With its rippling formation of primary colours, Hundertwasser’s The Annunciation of Good Tidings (1956) manifests into a pulsating cellular composition that carries the viewer’s eye into the work’s vortex. The flowing lines of Hundertwasser’s spiral motif are enlivened by the artist’s contrast of pigmentation and texture, delineations of colour that instil the work with a subdued movement. His disparate mediums ranging across watercolours, oils, fish glue and gold leaf, the densely textural surface, as well as his primal use of colour limited to shades of red, yellow, blue, and earthy brown, imbue the work with a natural vitality. Re-appropriating the biblical Annunciation for modern times, Hundertwasser suffuses his abstract scene with the life force he believed to be inherent in the spiral, rejecting what he called the ‘godless and immoral straight line for the creative spiral… organic and energised, propagating the artist’s simple truth of life and nature (F. Hundertwasser, ‘Mouldiness Manifesto Against Rationalism in Architecture’, in Austria Presents Hundertwasser to the Continents, exh. cat., Gruener Janura AG, Glarus/ Switzerland, 1980, p. 441).

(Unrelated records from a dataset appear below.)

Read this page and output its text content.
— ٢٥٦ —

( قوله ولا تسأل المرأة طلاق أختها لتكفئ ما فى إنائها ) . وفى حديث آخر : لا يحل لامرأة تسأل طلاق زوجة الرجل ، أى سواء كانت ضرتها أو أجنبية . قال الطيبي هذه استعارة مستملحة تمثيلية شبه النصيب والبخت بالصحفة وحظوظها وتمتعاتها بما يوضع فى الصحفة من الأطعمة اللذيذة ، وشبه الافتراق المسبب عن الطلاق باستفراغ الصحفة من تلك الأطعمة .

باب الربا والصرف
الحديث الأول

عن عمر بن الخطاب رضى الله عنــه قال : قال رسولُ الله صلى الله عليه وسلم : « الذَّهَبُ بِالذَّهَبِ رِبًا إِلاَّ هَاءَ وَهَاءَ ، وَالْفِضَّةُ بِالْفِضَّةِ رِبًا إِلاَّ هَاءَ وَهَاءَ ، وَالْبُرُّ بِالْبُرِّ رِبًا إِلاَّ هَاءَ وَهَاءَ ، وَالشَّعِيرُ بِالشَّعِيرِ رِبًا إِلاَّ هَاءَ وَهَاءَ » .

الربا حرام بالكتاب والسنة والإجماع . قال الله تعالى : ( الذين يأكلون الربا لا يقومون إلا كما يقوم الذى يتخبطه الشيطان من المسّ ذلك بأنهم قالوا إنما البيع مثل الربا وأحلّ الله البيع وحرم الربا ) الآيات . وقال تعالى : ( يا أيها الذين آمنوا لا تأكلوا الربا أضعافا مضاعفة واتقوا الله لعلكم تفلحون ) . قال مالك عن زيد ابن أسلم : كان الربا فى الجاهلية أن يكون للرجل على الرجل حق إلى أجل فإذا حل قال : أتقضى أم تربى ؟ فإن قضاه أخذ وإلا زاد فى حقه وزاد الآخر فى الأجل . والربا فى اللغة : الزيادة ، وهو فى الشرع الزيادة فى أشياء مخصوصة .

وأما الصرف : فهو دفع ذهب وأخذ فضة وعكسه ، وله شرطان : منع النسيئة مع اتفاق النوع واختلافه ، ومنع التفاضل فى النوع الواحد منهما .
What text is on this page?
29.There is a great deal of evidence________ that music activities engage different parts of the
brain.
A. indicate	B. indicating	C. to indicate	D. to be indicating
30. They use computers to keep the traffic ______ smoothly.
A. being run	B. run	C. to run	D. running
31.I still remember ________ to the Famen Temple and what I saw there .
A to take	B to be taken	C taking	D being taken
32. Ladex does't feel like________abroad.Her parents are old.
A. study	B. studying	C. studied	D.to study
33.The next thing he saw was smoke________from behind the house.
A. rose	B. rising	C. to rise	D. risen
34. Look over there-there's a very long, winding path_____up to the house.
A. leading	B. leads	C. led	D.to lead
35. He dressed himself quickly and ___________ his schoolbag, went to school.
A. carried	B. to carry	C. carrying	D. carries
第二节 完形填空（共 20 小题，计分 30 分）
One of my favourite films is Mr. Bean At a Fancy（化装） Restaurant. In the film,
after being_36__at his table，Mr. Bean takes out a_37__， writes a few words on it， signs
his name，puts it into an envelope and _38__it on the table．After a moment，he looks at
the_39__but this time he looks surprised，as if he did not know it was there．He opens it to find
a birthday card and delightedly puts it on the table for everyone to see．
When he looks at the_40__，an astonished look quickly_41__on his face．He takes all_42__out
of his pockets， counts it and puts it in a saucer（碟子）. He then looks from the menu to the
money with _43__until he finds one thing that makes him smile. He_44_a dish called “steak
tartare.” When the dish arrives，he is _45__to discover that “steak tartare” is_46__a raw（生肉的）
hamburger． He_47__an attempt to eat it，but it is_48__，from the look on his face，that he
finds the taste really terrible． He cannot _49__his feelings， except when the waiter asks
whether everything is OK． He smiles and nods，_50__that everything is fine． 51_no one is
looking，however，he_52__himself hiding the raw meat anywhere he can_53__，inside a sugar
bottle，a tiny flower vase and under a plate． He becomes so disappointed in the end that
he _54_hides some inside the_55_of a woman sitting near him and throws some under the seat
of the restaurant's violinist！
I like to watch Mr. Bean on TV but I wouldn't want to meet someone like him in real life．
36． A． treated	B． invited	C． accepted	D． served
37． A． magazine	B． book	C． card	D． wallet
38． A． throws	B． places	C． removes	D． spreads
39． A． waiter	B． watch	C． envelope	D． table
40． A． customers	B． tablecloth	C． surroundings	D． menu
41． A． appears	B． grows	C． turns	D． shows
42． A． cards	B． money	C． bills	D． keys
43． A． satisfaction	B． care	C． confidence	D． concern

Hundertwasser’s unique abstract style reveals his interest in nature’s relation to the primordial and childhood wonderment, as well as his personal views on the development of modern art. Created in the mid-1950s, the composition reflects a period in which Hundertwasser worked to contribute to development of modern art. In a number of writings he proposed a style of ‘Transautomatism’ in which he believed to transcend the automatism of Tachisme and Art Informel by incorporating artistic developments that inspire a new way of viewing unfamiliar scenes and interacting with nature – above all his use of natural pigments that he created himself, and his obsession with the spiral. Working nearly a decade after the Second World War, Hundertwasser no longer saw the line as a symbol of progress, but instead viewed it as limited in its potential movement towards downfall, and in its inability to convey complexities. Hundertwasser’s sinuously rich decorative style has drawn comparisons to his Viennese predecessors Gustav Klimt and Egon Schiele in its derivation of formal elements from Art Nouveau and Viennese Secessionism. However, despite these similarities, Hundertwasser is fundamentally concerned with man’s relationship to the earth, and The Annunciation of Good Tidings demonstrates his desire to liberate his works from the rigid architecture that he considered destructive to human nature.